Ambiente macroeconômico pressiona setores inovadores, com queda nos investimentos e na demanda.

A indústria de alta tecnologia no Brasil enfrenta uma desaceleração significativa em 2025, pressionada pela elevação dos juros, a volatilidade cambial e um cenário externo incerto. Após registrar crescimento de 3,8% no PIB de 2024, a indústria de transformação perdeu fôlego com o agravamento das condições econômicas.
Segundo Rafael Cagnin, diretor-executivo do Instituto de Estudos para o Desenvolvimento Industrial (Iedi), os setores com maior intensidade tecnológica são os mais impactados, uma vez que dependem de altos investimentos e financiamento para produção e consumo. Por comercializarem produtos de maior valor agregado e frequentemente adquiridos a prazo, esses segmentos sentem diretamente os efeitos dos juros elevados.
A experiência da Novus, fabricante de equipamentos eletrônicos para automação industrial, exemplifica esse contexto. A empresa está há dois anos sem captar dívidas e postergou investimentos em sua planta de Canoas (RS). De acordo com o CEO Marcos Dillenburg, com taxas acima de 15% ao ano, não é viável assumir financiamentos de longo prazo. A retração atinge também seus clientes, que têm adiado projetos de expansão, o que afeta diretamente a demanda por equipamentos.
Dados do Iedi revelam que a produção da indústria de transformação cresceu apenas 2,5% no primeiro trimestre de 2025, abaixo dos 4,5% registrados no trimestre anterior. A queda foi ainda mais acentuada nos setores de alta intensidade tecnológica, cuja expansão caiu de 15% no quarto trimestre de 2024 para 1,9% nos três primeiros meses de 2025.
Os segmentos de máquinas e equipamentos e eletroeletrônicos foram os mais afetados. José Velloso, da Abimaq, relembra que, em 2021, quando os juros estavam em 2% ao ano, o setor cresceu 28%. Desde então, a escalada da taxa básica de juros tem provocado uma retração persistente. Humberto Barbato, da Abinee, destaca que o setor eletroeletrônico reduziu sua projeção de crescimento de 5% para algo entre 3% e 4%, pressionado pela alta do dólar e pela dependência de insumos importados.
A volatilidade cambial também afeta o planejamento industrial, ao dificultar a previsibilidade dos custos em reais para importações e exportações. A guerra comercial global agrava o quadro: com os EUA restringindo importações da China, cresce o temor de uma invasão de produtos chineses no mercado brasileiro. Em 2024, as importações de máquinas da China aumentaram 36%, segundo a Abimaq.

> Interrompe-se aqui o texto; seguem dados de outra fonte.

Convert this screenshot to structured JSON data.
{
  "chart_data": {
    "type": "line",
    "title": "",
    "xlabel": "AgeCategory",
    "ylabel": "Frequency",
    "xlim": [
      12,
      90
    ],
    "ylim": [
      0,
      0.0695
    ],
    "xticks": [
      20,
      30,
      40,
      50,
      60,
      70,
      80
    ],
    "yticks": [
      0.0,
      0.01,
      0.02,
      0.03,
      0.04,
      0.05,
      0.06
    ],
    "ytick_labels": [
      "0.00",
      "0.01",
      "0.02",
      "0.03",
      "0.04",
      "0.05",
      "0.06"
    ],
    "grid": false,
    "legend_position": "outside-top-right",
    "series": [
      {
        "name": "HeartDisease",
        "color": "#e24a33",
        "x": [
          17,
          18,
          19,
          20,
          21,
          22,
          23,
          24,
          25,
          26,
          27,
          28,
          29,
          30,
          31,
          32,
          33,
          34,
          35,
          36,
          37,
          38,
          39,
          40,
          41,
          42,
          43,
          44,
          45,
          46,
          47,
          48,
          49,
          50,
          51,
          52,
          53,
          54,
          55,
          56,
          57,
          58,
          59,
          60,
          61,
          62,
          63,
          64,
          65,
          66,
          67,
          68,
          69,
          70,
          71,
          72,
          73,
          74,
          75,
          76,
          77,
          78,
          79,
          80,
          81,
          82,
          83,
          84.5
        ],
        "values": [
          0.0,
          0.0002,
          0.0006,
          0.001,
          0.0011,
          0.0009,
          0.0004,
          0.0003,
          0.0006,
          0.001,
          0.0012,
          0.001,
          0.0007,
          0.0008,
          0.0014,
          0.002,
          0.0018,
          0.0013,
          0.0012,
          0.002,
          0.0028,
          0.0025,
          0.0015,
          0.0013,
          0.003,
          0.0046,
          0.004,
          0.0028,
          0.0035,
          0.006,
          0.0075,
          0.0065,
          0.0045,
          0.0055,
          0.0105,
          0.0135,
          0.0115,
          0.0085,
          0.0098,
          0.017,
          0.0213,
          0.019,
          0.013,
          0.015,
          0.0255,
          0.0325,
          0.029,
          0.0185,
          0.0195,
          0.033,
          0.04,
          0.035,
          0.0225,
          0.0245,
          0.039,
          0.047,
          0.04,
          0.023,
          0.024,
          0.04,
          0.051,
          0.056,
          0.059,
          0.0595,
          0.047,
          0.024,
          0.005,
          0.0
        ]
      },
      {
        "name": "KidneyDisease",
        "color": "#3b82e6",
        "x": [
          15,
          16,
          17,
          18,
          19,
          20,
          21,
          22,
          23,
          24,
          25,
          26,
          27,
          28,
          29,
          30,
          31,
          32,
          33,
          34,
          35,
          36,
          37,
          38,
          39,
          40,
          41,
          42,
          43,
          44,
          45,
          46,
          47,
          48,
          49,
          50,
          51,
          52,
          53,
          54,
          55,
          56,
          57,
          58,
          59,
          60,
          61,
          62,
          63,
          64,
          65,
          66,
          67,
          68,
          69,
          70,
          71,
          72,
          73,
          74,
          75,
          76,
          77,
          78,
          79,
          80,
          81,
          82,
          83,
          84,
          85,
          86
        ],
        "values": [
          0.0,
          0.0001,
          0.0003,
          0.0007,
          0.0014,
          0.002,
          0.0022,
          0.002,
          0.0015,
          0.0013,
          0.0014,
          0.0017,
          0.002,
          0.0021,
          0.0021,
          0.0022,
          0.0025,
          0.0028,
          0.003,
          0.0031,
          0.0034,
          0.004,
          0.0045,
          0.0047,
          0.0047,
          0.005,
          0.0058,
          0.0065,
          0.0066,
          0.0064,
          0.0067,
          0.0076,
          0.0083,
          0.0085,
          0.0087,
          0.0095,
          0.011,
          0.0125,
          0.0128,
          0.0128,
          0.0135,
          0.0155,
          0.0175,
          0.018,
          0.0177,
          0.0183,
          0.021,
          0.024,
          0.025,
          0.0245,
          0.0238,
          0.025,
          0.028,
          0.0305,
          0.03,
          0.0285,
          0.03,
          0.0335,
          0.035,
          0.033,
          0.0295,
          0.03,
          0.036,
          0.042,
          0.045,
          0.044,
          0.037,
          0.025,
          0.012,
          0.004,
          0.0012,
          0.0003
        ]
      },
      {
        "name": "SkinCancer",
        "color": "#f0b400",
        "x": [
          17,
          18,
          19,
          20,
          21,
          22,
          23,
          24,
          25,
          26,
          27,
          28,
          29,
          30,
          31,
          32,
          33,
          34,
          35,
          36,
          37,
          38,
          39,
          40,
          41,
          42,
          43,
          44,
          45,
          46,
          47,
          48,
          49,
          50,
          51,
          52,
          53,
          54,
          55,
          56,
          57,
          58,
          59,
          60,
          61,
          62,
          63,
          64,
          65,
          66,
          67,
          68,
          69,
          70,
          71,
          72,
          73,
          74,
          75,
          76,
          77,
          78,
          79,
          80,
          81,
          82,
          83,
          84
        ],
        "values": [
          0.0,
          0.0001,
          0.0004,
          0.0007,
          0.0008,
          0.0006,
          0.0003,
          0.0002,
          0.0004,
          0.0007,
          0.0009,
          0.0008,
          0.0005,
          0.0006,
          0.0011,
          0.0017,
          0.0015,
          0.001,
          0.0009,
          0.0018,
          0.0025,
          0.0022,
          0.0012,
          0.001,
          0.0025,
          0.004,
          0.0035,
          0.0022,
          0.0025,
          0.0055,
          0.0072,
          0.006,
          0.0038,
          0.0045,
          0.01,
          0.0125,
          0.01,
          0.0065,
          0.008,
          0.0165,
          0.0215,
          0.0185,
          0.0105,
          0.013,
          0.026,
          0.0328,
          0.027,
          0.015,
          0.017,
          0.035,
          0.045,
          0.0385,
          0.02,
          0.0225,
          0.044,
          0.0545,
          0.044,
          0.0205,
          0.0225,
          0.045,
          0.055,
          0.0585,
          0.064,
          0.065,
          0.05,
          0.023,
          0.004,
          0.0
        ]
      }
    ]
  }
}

Para a Novus, a alta dos juros tem impacto ainda maior do que o câmbio. Isso porque 50% da receita da empresa vem de exportações para 65 países. Embora 90% dos insumos sejam importados, a receita em dólar ajuda a compensar as oscilações cambiais. Além disso, distribuidores nos EUA sinalizam aumento na demanda, o que pode representar uma oportunidade estratégica diante do bloqueio comercial entre China e EUA — ainda que, segundo Dillenburg, seja cedo para prever se esse movimento será duradouro.
Em contraste, setores de média-baixa intensidade tecnológica, como alimentos e bebidas, continuam apresentando bom desempenho. A Abia projeta investimentos de R$ 120 bilhões até 2026. A Nestlé, por exemplo, elevou seu plano de investimento no Brasil para R$ 7,5 bilhões, com foco na linha de cafés até 2028. Mesmo com os juros elevados, a demanda interna aquecida e o crescimento da renda sustentam os planos, afirma João Dornellas, presidente da Abia.
Contudo, o Iedi alerta para a falta de coordenação da política econômica, que gera distorções entre os incentivos ao consumo e a política monetária restritiva. Para o economista Jonathas Goulart, da Firjan, o descompasso entre as ações do governo e do Banco Central cria um ambiente que encarece os investimentos e limita o crescimento da indústria.